オリンポスのポロン 1、2
吾妻ひでお著、『オリンポスのポロン (1)、(2)』、ハヤカワコミック文庫、2005年を読む。
本書は、秋田書店の少女誌「プリンセス」に1970年代後半に連載された『オリンポスのポロン』と、双葉社のたぶんこどもマンガ雑誌(?)と思われる「100てんコミック」に1980年代前半連載された『おちゃめ神物語コロコロポロン』を収録した作品集。 書き下ろしも10ページ程度ずつおさめられている。
この作品が描かれた頃は、吾妻ひでおが非常にたくさんの作品を描いていた時期。 その中でも、本作は、ギャグやストーリーはかなり控え目気味。 特にコロコロポロンの方は、こどもをかなり意識した構成になっている。 普通は、楽屋落ちに、変な趣味的なネタ、うまくいかなくてダメだあという表現が、バンバンでてくるだけに、本作は、物足りないか、新鮮に感じるかのどちらかかもしれない。

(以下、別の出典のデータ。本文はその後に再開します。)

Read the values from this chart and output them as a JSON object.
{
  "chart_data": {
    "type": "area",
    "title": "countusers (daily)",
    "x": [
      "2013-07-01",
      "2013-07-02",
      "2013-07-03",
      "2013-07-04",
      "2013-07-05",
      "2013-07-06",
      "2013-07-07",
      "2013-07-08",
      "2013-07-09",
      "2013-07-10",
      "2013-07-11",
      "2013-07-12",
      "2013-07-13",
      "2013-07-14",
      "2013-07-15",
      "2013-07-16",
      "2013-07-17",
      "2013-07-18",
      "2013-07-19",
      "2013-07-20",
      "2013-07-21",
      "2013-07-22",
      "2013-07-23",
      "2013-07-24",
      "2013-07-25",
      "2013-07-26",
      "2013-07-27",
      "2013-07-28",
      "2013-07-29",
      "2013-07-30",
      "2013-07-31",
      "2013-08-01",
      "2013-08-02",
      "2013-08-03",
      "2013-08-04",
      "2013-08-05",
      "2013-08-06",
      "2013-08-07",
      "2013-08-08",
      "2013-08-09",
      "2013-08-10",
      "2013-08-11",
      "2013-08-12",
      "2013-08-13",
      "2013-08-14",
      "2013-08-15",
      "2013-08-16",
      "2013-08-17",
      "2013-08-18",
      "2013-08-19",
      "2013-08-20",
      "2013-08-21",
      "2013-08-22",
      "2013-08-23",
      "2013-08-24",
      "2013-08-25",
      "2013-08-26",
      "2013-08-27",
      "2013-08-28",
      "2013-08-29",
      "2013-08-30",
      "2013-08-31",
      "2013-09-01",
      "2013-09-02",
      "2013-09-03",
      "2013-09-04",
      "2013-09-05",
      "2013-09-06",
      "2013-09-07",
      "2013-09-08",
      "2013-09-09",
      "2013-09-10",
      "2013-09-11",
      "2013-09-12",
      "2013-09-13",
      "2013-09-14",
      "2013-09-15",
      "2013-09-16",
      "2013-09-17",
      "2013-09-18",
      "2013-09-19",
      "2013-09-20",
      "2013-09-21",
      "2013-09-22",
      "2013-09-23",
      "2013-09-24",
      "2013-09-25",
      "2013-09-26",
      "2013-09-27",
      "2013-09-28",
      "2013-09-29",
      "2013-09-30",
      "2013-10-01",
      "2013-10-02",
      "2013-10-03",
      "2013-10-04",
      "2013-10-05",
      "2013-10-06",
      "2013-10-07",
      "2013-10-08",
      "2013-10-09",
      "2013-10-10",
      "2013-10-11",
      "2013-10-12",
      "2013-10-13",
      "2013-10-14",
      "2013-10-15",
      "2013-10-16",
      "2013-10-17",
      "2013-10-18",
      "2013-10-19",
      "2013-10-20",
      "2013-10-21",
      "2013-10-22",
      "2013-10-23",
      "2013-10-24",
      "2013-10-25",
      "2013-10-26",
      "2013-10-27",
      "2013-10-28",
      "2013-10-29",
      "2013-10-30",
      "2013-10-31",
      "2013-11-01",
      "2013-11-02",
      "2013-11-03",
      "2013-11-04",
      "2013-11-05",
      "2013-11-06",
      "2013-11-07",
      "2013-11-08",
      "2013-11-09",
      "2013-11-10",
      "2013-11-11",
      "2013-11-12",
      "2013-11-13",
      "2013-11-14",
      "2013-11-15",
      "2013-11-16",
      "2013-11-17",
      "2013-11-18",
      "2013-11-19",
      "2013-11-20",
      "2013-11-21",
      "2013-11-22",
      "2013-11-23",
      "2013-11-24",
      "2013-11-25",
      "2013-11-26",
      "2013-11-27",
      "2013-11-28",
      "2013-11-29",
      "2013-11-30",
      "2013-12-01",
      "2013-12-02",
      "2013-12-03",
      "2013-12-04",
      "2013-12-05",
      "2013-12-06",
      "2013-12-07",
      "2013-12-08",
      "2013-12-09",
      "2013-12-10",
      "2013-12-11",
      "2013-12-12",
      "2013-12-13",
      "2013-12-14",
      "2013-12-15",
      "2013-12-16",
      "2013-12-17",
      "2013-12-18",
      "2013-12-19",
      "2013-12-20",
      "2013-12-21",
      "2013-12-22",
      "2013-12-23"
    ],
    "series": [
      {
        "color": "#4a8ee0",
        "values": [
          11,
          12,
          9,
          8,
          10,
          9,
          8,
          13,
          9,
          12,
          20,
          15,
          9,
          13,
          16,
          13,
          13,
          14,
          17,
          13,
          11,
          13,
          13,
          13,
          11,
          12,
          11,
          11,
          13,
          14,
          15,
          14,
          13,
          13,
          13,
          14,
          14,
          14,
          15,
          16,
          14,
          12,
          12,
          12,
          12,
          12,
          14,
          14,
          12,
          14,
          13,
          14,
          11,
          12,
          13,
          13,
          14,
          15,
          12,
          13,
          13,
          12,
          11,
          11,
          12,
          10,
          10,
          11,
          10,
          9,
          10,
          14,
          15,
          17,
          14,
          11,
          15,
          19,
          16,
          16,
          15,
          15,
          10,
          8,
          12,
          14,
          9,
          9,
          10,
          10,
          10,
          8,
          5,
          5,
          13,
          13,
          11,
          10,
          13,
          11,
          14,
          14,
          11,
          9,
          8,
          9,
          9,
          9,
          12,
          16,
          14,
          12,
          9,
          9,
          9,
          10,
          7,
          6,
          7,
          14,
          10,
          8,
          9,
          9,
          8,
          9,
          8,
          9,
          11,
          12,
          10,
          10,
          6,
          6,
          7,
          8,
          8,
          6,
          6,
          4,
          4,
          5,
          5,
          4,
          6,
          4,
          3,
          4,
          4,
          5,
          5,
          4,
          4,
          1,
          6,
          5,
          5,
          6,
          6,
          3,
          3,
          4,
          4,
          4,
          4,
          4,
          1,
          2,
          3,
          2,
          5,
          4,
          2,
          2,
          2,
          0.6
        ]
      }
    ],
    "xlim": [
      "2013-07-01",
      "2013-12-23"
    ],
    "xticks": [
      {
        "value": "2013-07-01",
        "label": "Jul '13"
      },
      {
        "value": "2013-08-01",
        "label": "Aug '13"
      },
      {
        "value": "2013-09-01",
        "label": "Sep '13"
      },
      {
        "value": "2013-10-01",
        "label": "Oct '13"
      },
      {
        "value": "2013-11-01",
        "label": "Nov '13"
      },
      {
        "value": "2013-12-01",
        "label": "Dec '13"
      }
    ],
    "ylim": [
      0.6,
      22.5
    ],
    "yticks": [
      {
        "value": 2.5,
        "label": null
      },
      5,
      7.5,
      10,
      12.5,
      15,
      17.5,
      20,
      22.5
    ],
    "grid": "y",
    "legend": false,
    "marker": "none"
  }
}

この作品は、アニメ化されており、これは後に描かれた『ななこSOS』も同様。 ただし、このマンガは、普通に作品をアニメにしようとすると、1話あたり、数分程度になってしまう。 また、ギャグに比重があり、しかもドタバタものなので、ストーリーとしては微妙。 このため、アニメ版の方はかなりアレンジが入っていて、30分もののストーリー構成に、山本正之の曲(「根が明るい音頭」ほか)、登場人物の心情描写などが増えている。 また、ギャグも、普通のテレビアニメのものになっていた。
というわけで、原作といっても、かなりアニメとは違う。 とは言うものの、今回原作を読んで気づいたのだが、けっこう、アニメの方では、『オリンポスのポロン』の話を原型に使って、30分に引き延ばした話もあった。 もっと、全然違うと思っていただけに、これにはびっくり。
なお、今後、『ななこSOS』も文庫化するとのこと。